Elle n’est pas d’ici, songea Roxane en scrutant avec attention le moindre détail de son visage. Elle aurait compris rien qu’à l’entente de son nom dans le cas contraire.

▬ Je m’appelle Louve. Et, je… –elle sembla hésiter, le temps d’une seconde, et le sourire qui étirait les lèvres carmin de la jeune femme se fit plus doux, plus encourageant– Ça n’est pas grand chose, ne vous inquiétez pas.

Roxane eu un léger ricanement sarcastique en la voyant jeter un oeil à ses paumes. Je ne parlais pas que de tes mains, ma jolie.
Délicatement, la Trioxhydre leva la main pour saisir avec le plus de douceur possible l’un des poignets de la jeune fille pour examiner un peu mieux l’épiderme endolori, sans jamais ne serait-ce que frôler la peau abîmée, afin de ne pas causer plus de douleur. 
Elles étaient malmenées ces mains, et ça n’avait pas l’air de dater de la veille.

▬ Ça peut avoir l’air de rien à première vue, souffla-t-elle les yeux baissés sur les mains de Louvemais crois moi, tu préfèrerais quand même faire soigner tout ça au centre pokémon. Y’a rien de plus gênant et douloureux qu’une infection, elle ajouta avec un léger rictus de dégoût en repensant aux vilaines blessures qu’elle avait pu voir au cours de ses trente-et-unes années de vie.

La jeune fille se redressa, en s’appuyant sur le mur pour s’aider comme si elle risquait de s’effondrer en faisant autrement. Néanmoins, Roxane n’esquissa aucun mouvement pour l’aider, elle ne la prit pas par le bras pour la soutenir, ne la retint pas par la taille, rien. Parce qu’elle sentait en elle cette espèce de volonté de se débrouiller seule –par fierté ou peur de déranger, elle ne pouvait encore le dire, mais elle le sentait, et c’était tout à son honneur. Elle-même avait eu à coeur de montrer qu’elle pouvait faire ce qu’elle faisait par ses propres moyens, et pas parce qu’elle était « la fille de ».
Elle se redressa, inspira une dernière taffe et écrasa sous le talon de son escarpin.

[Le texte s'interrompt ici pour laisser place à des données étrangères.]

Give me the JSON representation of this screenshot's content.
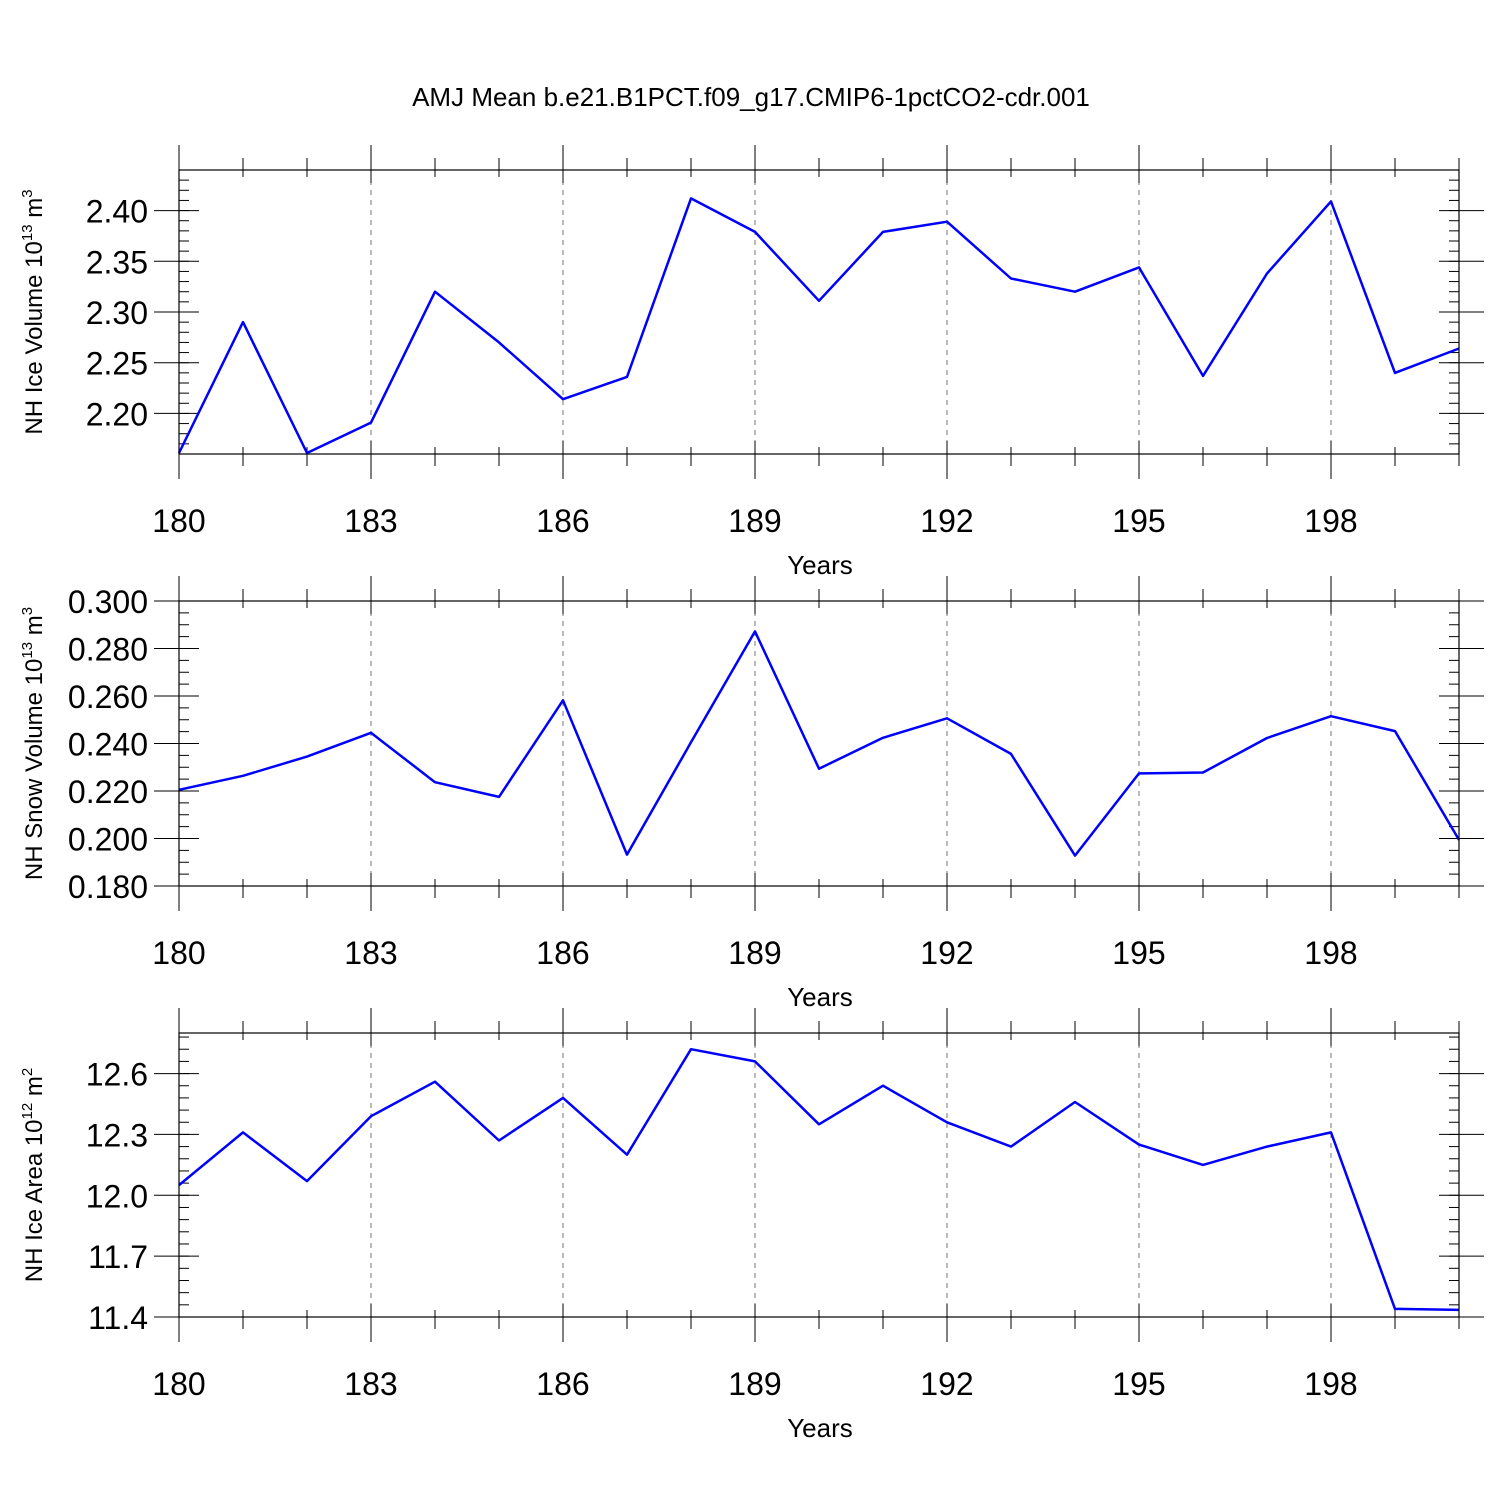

Quel genre de vie pouvait-on vivre pour se retrouver dans un tel état à pas vingt ans ? –car elle ne les avait pas, c’était évident. Une vie de torture ? Une vie de terreur ? Une vie de fuite ?
Tout à la fois peut-être.
Ça lui brûlait les entrailles, à Roxane. Pas parce que c’était une hybride et qu’elle présumait que des humains étaient forcément la cause de ses malheurs, quand bien même cela ne l’étonnerait pas le moins du monde, mais parce que c’était une gamine, et qu’aucune gamine ne méritait ça. Parce qu’elle lui rappelait aussi que c’est à peu près à cet âge là qu’elle a vécu l’enfer avec cet homme qu’elle avait cru aimer, et que pour avoir connu la souffrance, la vraie, elle ne la souhaitait à personne et la honnissait quand elle la voyait dans le regard de celui qui n’avait rien demandé. 
Personne, mis à part ses adversaires, bien sûr.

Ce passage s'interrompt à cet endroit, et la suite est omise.